Exception Type: AttributeError at /oidc/callback/
Exception Value: 'bytes' object has no attribute 'verify'

Do I need to downgrade some packages maybe ?

JulienFS commented 1 month ago

'bytes' object has no attribute 'verify' usually means that the key was not parsed properly and ended being a JWKOct (instead of a JWKRSA or JWKEC key).
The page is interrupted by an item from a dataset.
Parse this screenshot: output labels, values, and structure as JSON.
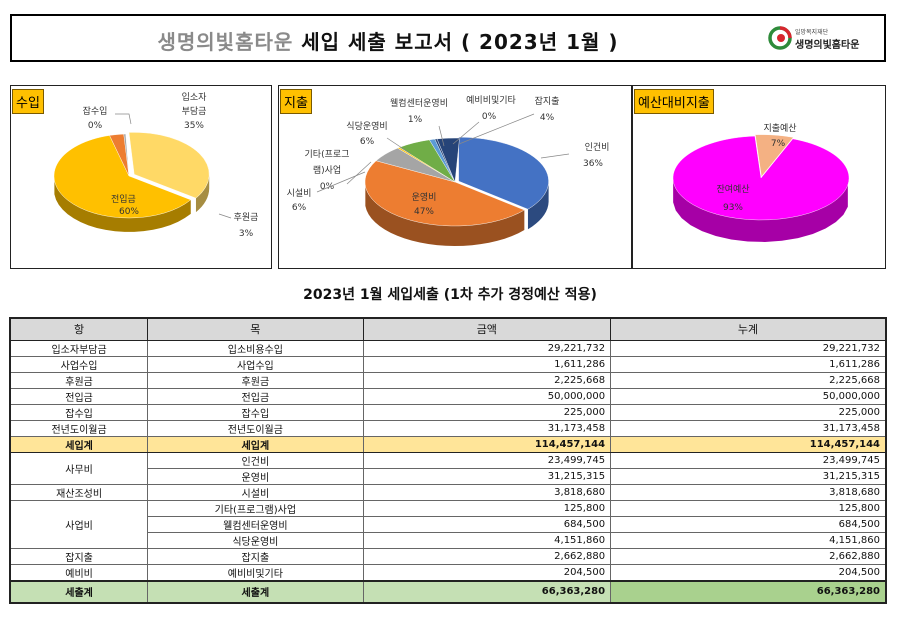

Are you using the OIDC_RP_IDP_SIGN_KEY parameter ? If you do be sure to provide a proper PEM format, with the header, the 64 char width, the footer and the necessary line feeds, like :

-----BEGIN RSA PUBLIC KEY-----
aaaaaaaaaaaaaaaaaaaaaaaaaaaaaaaaaaaaaaaaaaaaaaaaaaaaaaaaaaaaaaaa
aaaaaaaaaaaaaaaaaaaaaaaaaaaaaaaaaaaaaaaaaaaaaaaaaaaaaaaaaaaaaaaa
aaaaaaaaaaaaaaaaaaaaaaaaaaaaaaaaaaaaaaaaaaaaaaaaaaaaaaaaaaaaaaaa
aaaaaaaaaaaaaaaaaaaaaaaaaaaaaaaaaaaaaaaaaaaaaaaaaaaaaaaaaaaaaaaa
aaaaaaaaaaaaaaaaaaaaaaaaaaaaaaaaaaaaa
-----END RSA PUBLIC KEY-----

It's quite common to loose the line feeds when dealing with envs and settings.